Automated treatment planning for a dedicated multi-source intracranial radiosurgery treatment unit using projected gradient and grassfire algorithms

Authors


Abstract

Purpose:

The purpose of this work is to develop a framework to the inverse problem for radiosurgery treatment planning on the Gamma Knife® Perfexion™ (PFX) for intracranial targets.

Methods:

The approach taken in the present study consists of two parts. First, a hybrid grassfire and sphere-packing algorithm is used to obtain shot positions (isocenters) based on the geometry of the target to be treated. For the selected isocenters, a sector duration optimization (SDO) model is used to optimize the duration of radiation delivery from each collimator size from each individual source bank. The SDO model is solved using a projected gradient algorithm. This approach has been retrospectively tested on seven manually planned clinical cases (comprising 11 lesions) including acoustic neuromas and brain metastases.

Results:

In terms of conformity and organ-at-risk (OAR) sparing, the quality of plans achieved with the inverse planning approach were, on average, improved compared to the manually generated plans. The mean difference in conformity index between inverse and forward plans was −0.12 (range: −0.27 to +0.03) and +0.08 (range: 0.00–0.17) for classic and Paddick definitions, respectively, favoring the inverse plans. The mean difference in volume receiving the prescribed dose (V100) between forward and inverse plans was 0.2% (range: −2.4% to +2.0%).
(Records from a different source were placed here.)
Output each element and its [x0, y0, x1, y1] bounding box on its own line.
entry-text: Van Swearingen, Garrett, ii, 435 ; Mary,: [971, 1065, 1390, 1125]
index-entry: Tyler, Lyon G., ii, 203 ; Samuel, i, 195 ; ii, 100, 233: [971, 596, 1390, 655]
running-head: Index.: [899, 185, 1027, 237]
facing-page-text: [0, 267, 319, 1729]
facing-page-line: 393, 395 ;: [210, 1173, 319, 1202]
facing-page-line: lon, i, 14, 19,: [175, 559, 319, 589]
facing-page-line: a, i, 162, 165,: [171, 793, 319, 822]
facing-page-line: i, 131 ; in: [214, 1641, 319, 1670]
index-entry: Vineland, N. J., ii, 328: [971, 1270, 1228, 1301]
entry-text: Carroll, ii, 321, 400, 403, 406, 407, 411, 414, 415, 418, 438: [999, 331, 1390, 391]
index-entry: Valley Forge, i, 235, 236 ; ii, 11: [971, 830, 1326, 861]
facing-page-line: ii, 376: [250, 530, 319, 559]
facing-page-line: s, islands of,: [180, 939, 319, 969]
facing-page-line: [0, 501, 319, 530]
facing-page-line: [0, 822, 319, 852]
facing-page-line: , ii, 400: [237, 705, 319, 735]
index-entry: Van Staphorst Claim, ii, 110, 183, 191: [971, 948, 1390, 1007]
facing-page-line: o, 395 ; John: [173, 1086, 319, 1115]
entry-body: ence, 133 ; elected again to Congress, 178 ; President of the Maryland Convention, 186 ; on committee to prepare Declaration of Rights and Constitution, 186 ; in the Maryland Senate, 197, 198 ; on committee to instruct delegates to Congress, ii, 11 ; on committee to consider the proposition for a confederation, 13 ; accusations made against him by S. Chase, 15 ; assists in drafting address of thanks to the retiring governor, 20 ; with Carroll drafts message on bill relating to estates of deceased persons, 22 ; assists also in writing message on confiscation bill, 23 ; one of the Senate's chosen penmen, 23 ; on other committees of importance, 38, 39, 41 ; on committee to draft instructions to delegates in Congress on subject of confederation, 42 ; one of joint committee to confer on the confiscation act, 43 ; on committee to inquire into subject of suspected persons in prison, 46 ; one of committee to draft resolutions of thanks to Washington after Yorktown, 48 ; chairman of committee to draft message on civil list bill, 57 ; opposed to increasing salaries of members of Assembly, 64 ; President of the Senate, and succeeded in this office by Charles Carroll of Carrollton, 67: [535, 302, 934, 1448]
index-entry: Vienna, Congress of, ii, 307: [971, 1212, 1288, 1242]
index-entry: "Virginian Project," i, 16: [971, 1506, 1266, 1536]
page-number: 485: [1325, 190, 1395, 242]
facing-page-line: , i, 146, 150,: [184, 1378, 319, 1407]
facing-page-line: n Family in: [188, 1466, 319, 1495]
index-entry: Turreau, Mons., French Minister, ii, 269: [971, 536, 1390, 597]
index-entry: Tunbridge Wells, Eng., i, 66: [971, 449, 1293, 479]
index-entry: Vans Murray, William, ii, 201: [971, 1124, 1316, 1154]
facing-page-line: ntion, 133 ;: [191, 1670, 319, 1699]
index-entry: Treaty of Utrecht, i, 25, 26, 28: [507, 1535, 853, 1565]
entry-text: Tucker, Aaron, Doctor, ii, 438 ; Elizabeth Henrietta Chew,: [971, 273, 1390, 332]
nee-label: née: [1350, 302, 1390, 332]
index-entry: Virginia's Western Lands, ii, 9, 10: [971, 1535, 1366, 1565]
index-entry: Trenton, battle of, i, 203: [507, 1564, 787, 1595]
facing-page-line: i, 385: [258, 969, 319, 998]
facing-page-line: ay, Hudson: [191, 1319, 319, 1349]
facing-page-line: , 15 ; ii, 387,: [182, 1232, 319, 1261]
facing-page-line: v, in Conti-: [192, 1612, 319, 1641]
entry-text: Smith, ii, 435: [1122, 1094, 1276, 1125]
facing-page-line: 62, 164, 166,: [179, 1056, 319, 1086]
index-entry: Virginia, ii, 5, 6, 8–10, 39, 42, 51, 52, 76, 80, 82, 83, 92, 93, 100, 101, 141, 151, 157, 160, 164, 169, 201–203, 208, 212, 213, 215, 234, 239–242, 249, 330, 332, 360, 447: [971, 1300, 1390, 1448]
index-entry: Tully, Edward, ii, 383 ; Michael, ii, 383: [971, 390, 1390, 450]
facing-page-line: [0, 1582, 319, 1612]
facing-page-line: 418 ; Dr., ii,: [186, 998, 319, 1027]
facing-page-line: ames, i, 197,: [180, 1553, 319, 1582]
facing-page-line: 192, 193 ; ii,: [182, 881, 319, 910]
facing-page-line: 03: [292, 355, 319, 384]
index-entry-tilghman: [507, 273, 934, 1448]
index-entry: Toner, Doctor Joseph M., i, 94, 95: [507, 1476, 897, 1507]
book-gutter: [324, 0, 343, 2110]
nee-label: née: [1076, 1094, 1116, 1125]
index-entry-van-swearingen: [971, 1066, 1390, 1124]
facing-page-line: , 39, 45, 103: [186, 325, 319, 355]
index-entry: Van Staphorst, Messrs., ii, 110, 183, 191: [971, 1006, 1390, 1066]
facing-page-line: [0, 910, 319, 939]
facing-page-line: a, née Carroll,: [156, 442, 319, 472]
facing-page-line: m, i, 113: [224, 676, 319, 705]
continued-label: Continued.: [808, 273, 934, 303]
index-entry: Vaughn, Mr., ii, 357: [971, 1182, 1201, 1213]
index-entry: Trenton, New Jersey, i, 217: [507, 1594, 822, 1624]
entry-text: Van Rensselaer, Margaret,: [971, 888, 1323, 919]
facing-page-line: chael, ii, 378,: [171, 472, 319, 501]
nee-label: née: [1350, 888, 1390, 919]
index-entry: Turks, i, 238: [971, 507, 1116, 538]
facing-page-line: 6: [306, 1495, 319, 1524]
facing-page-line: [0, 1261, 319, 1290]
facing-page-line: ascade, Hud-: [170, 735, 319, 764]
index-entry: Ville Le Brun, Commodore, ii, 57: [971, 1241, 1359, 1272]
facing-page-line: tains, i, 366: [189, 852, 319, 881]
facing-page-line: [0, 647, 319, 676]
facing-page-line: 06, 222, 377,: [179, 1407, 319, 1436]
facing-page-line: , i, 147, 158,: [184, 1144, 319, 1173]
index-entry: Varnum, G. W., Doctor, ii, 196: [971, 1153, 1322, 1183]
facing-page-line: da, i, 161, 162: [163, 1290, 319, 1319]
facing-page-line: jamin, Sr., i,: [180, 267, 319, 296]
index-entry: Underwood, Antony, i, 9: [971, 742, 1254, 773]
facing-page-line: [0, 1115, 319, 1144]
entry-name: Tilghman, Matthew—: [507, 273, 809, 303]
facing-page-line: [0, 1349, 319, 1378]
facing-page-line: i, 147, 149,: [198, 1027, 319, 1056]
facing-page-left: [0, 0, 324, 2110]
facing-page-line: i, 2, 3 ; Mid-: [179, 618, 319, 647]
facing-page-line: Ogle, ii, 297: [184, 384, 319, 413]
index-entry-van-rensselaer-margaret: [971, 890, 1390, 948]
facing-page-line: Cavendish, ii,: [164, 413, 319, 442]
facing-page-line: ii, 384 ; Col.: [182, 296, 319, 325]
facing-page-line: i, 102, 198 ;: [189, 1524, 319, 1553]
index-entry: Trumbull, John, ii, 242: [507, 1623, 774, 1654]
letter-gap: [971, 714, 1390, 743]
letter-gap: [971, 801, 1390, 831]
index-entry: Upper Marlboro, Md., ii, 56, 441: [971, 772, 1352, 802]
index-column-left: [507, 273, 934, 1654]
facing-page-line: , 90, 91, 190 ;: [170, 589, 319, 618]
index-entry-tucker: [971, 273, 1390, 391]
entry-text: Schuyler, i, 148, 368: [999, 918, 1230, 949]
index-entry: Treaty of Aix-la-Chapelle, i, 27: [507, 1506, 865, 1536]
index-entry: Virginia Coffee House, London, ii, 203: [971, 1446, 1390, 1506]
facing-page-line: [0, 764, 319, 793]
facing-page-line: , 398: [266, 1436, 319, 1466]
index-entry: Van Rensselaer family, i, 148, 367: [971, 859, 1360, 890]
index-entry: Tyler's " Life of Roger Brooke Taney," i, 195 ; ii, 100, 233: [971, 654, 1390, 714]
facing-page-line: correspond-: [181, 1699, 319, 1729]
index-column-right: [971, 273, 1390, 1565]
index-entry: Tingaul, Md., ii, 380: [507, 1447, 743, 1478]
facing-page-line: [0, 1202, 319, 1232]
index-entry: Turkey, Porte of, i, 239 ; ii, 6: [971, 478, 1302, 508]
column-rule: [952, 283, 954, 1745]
After plan renormalization for equivalent coverage (i.e., V100), the mean difference in dose to 1 mm3 of brainstem between forward and inverse plans was −0.24 Gy (range: −2.40 to +2.02 Gy) favoring the inverse plans. Beam-on time varied with the number of isocenters but for the most optimal plans was on average 33 min longer than manual plans (range: −17 to +91 min) when normalized to a calibration dose rate of 3.5 Gy/min. In terms of algorithm performance, the isocenter selection for all the presented plans was performed in less than 3 s, while the SDO was performed in an average of 215 min.

Conclusions:

PFX inverse planning can be performed using geometric isocenter selection and mathematical modeling and optimization techniques. The obtained treatment plans all meet or exceed clinical guidelines while displaying high conformity.